Notes on MIA Mass Meeting at Holt Street Baptist Church, by Donald T. Ferron

Main content start

Author: Ferron, Donald T.

Date: February 27, 1956

Location: Montgomery, Ala.

Genre: Report

Topic: Montgomery Bus Boycott

Details

King and other MIA leaders sought to maintain morale at a prayer service and mass meeting at Holt Street Baptist Church. The capacious sanctuary was filled by 5 P.M. for the prayer service; informal singing continued until King and the other ministers began the program two hours later. In Ferron’s notes that are not printed here, Rufus Lewis, head of the transportation committee, expressed concern about the effect of the mass arrests on the car pool and called for more cars, drivers, and dispatchers. Ralph Abernathy then reminded the audience that by arresting the leaders, the grand jury wouldn’t stop the movement: “This is your movement,” he said, ‘you are the leaders.’’ Abernathy clarified King’s role as president: “There are too many people to talk at once. We tell Rev. King what to say and he says what we want him to say.” According to another account of the same meeting, another clergyman identified King as the preeminent spokesperson for the MIA: “He is our elected leader, no other individual is authorized to speak for us, unless specifically designated by him (King) to do so.” 1 In the following portion of Ferron’s notes, King observes that the Montgomery struggle has become an “international” one, but “wherever there’s progress, there is the pulling back force of retrogression.”

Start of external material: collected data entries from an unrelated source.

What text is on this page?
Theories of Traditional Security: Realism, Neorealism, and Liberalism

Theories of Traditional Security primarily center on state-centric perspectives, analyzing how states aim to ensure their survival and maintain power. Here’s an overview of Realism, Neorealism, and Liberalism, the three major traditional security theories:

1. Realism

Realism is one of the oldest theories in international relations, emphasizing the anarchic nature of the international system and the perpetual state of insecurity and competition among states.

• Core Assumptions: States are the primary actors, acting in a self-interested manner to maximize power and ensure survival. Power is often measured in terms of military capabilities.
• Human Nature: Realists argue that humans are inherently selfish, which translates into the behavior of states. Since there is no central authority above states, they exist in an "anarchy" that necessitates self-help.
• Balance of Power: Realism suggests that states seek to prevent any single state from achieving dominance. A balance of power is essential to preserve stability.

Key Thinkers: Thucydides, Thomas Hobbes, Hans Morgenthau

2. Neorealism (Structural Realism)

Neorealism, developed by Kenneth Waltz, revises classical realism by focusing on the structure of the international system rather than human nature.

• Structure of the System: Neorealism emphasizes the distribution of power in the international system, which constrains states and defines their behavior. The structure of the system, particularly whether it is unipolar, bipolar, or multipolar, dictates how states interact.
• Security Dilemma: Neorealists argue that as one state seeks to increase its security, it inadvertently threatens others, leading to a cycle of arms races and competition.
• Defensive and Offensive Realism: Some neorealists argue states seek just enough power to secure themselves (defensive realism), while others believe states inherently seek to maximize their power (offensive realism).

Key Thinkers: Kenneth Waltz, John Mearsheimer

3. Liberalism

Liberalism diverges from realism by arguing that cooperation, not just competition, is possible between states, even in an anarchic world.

Rev. M. L. King— “Presiding officer, platform associates and friends,” Good Evening! We have “new zeal, new stamina to carry on. When we saw this protest many, many weeks, ago, we thought it would last but a short time.” It has “reached out beyond Montgomery”, it has become an “international problem”. “We have the prayer and support of men an women all over the nation. They’re saying one thing—‘You’ve gone too far; you can’t turn back now’.2 Altho confronted with splinters, we’re going to keep going. Wherever there’s progress, there is the pulling back force of retrogression; where there’s burden there is pain. Therefore, we’re using Christian “principles”. Out of progress may come “damaging revolution” as set forth by “Karl Marx and communism”, or “passive resistence with love as ammunition and a breast plate of rightousness”. Negroes have suffered “economic reprisal”, have been “segregated”, and have suffered “humility”, Rev. King concluded, but if in spite of these obstacles we continue to carry on with a policy of non-violence, a “voice from high heaven will say, ‘well done’.” This is the way we’ll carry on. God bless you.” [ . . . ]

Announcements by Rev. King:

1. Keep your “sense of dignity”

2. Vote to stop protest—Rev. Bennett was exercising his “democratic right” to vote the way he did. We should “admire him for his courage”. He is as much with us as he was in the beginning.3

3. Continue your policy of “non-violence”

4. Mrs. Reese withdrew her name as a plaintiff. Stop bothering her with “phone call threats.”4

1. J. Harold Jones, Notes, MIA Mass Meeting at Holt Street Baptist Church, 27 February 1956.

2. According to Jones’s account of the mass meeting, King mentioned that “eight or ten hours would be required to read the telegrams and letters” of support. He added: “The method has not changed, it is the same as at the beginning. Whenever there is a surge toward the new, there is a resurge toward the old. The method comes from Judeo-Christian principles as opposed to Karl Marx’s damaging revolutionary methods. Ours is a spiritual movement. We are protesting segregation with passive resistance.”

3. On 20 February 1956, amid growing rumors that boycott leaders were about to be indicted, MIA members overwhelmingly voted down a compromise seating proposal mediated by the Men of Montgomery, a white business group. Rev. L. Roy Bennett and his assistant pastor were the only dissenting votes out of four thousand. The compromise would have preserved segregated sections in the front and rear of city buses while eliminating several humiliating practices and granting amnesty to protesters (see Ralph Abernathy, Memo to the Men of Montgomery, 20 February 1956; and Men of Montgomery, Outline of Suggestions to End Montgomery Bus Boycott, 13 February 1956).

4. Fearing the personal consequences, Jeanatta Reese had withdrawn as a plaintiff in the Browder v. Gayle federal lawsuit.